Lucinda Williams, Bonnie Raitt, Bruce Springsteen, Mojo Monkeys, Robert Plant & Alison Kraus

You are making “American” music in Europe these days. What are the most significant differences for an artist between the US and Europe?
The most significant difference, speaking for myself, is that my living and playing in Europe is full of opportunities to play my songs for appreciative, eager, listening audiences. Perhaps to European audiences my songs, my style, and my personality become more interesting. In the US I was ‘just another talent’ one of many, many, MANY female singer-songwriters hoping to stand out and be different. Here I feel more appreciated, more accepted for who I am, my message, my style.

I understand that you are also a photographer. It is also on observing, like your song writing. Do you have a preference for the two art forms?
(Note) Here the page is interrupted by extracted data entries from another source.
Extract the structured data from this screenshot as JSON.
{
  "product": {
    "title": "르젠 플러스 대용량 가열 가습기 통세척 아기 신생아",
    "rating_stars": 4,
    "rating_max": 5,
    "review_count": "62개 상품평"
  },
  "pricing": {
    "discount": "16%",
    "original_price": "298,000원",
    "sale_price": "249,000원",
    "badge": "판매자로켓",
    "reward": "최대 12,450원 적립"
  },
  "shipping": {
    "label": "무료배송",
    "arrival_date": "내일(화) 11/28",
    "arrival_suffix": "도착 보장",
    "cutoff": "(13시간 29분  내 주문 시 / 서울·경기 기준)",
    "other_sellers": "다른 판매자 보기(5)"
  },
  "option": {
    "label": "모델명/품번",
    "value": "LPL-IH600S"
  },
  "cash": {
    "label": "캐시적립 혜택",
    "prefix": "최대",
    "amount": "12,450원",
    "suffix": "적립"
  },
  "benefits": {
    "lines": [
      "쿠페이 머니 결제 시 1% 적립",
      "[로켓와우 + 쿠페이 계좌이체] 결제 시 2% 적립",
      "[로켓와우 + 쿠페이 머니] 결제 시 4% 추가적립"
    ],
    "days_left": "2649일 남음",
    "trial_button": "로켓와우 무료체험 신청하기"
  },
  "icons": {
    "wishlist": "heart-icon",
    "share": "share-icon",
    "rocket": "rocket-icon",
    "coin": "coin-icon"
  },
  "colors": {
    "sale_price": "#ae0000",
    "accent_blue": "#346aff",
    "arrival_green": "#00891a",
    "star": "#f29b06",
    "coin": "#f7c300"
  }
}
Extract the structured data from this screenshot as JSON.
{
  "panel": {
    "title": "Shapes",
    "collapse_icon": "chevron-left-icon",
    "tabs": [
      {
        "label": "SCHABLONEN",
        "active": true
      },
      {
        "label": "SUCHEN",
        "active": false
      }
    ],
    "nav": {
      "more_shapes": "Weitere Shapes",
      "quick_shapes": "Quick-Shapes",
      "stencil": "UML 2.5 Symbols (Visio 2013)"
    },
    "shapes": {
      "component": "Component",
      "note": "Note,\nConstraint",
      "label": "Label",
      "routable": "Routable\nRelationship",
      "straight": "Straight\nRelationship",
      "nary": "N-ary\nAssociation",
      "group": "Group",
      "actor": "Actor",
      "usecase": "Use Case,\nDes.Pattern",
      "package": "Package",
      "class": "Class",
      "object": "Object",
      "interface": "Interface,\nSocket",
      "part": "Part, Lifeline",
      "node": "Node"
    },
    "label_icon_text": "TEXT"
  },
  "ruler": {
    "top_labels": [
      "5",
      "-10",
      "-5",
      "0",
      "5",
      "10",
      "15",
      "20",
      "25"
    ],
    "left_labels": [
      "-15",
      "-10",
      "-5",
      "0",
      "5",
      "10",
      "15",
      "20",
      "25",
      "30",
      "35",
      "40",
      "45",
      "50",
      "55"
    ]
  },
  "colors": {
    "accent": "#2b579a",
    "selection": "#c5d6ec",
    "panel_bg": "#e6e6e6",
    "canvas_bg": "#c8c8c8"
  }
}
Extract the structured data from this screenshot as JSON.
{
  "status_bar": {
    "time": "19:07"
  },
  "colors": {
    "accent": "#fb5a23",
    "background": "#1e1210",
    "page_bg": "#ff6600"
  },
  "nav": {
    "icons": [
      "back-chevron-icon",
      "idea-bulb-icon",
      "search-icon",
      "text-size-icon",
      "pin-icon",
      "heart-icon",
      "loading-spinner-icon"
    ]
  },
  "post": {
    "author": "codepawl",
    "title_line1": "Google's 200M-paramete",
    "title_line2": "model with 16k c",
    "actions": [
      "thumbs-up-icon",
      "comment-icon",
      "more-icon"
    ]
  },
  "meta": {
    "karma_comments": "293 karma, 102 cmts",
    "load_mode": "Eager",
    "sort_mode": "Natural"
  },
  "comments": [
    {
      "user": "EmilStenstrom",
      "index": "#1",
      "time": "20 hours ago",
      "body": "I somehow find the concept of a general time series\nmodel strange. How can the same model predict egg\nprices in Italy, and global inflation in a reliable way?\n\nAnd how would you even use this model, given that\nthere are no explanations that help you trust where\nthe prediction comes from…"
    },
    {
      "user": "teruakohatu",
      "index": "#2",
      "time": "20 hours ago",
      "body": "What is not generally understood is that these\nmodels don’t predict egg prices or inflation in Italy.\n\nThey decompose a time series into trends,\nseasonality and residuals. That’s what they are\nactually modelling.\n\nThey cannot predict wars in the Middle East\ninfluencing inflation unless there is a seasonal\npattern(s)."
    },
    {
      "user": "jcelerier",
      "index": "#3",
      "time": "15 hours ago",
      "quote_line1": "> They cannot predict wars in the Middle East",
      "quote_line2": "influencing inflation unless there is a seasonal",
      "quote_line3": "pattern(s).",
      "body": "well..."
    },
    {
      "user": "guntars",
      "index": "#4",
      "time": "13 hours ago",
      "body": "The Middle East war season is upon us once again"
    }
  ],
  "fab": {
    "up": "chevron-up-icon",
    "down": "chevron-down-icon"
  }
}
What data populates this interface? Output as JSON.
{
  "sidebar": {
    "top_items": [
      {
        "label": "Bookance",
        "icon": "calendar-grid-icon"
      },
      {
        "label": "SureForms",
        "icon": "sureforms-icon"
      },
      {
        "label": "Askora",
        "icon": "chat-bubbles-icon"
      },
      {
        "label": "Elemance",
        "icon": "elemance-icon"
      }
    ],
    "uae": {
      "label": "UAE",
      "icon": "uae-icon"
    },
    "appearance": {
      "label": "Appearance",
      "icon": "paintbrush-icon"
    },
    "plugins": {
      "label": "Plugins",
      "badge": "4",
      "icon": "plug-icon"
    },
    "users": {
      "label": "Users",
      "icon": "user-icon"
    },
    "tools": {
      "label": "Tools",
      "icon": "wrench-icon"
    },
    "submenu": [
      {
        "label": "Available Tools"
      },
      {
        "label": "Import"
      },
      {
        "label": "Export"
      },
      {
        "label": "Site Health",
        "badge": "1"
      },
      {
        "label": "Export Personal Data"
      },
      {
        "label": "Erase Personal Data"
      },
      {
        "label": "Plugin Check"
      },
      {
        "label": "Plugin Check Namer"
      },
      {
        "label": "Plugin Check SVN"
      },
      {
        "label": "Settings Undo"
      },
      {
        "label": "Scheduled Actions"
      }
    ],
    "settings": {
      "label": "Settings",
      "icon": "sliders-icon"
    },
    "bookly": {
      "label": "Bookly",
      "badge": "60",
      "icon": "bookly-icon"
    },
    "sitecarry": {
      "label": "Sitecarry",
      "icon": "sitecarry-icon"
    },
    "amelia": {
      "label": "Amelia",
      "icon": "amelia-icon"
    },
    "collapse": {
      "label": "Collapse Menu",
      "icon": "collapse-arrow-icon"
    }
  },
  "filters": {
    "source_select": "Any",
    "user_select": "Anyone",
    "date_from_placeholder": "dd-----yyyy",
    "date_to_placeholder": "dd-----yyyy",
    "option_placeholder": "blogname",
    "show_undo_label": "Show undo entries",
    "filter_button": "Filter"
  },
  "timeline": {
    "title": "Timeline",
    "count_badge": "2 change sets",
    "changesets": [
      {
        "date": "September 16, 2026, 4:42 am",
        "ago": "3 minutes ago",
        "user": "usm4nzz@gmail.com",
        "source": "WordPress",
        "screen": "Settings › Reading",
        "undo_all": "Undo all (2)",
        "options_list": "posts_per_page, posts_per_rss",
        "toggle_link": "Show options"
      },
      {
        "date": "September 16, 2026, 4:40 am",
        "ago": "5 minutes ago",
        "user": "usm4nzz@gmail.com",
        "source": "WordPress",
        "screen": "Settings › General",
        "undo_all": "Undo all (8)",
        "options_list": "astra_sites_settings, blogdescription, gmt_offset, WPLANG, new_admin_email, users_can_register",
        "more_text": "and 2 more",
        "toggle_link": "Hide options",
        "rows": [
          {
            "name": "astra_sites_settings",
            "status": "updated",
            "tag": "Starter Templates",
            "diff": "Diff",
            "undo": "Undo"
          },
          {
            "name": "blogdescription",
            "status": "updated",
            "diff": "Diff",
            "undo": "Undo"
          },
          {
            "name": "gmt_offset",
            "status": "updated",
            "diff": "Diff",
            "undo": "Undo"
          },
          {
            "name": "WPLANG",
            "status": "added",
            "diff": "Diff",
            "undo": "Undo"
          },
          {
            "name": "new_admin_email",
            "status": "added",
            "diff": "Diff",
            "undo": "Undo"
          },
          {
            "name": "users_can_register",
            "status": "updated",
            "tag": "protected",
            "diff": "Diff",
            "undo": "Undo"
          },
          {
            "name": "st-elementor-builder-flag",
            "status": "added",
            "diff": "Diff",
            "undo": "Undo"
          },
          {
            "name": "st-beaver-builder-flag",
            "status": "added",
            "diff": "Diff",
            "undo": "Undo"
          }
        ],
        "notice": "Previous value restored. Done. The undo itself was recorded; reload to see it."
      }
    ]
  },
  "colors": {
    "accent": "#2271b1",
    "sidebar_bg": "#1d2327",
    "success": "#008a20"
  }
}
Interesting question. I guess my preference, if I had to choose, is for singing and guitar playing and writing songs, and performing live. So there you go. But I love, love, love photography and I am thrilled when I can capture a beautiful moment and its light, action, feeling and serenity or joy with my camera. I will never stop doing either art form. And I hope to incorporate even more art forms into my life.

The cover of the album is beautiful. I have my own idea of what it may symbolise, but what made you choose this picture?

Thank you! I chose the picture because the light is simply stunning. It’s my own, original photograph – I took the shot from the moving car I was in, with my husband, as we made a road trip across the US. My song “Easier Life” is inspired from this road trip and the feelings I got from travelling with the right person. So it seemed fitting to put one of my own shots, one of my favourites, on the cover. All the photography from “Ghosts & Men” are photos I took while travelling with the right person. J

The last song on the album "For the living" is musically quite different from the rest of the album? A hint for the future?

If you listen to my other albums, “Live Within Live Without (2004) and “Miracle Girl (2008), you’ll hear different influences of style in my songs. There is a ska song on “Miracle Girl” as well; it’s called “Lover From Last Summer”. I would say that “For The Living” is not exactly a hint of the future of my style of music. I am generally influenced with a few different styles on each album. But perhaps the message of “For The Living” is a hint for the future: more songs about Love and Compassion and being brothers and sisters in this strained world.

What can we expect from you in the near future?

Near future: Definitely more  live concerts, new songs, I’ll come up to Holland again to play music in Spring of 2013, and hopefully also to the UK then. There’s a good chance I’ll begin recording again in 2013. I’m not totally sure. But you CAN be sure I’ll keep you posted if you stay in touch. I welcome any messages or contact from new folks, friends and music lovers. You can find me on facebook.com/bethsongs or on BethWimmer.com 

Thank you so very much for your time, devotion to music, and your interest, Wout. I appreciate that you’ve enjoyed “Ghosts & Men” and wish to share it with more people! And thanks to everyone for reading. Peace and Harmony, Beth Wimmer

And so the interview turned out as interesting as her music. Ghosts & men is a great album. You should listen to it sometime soon.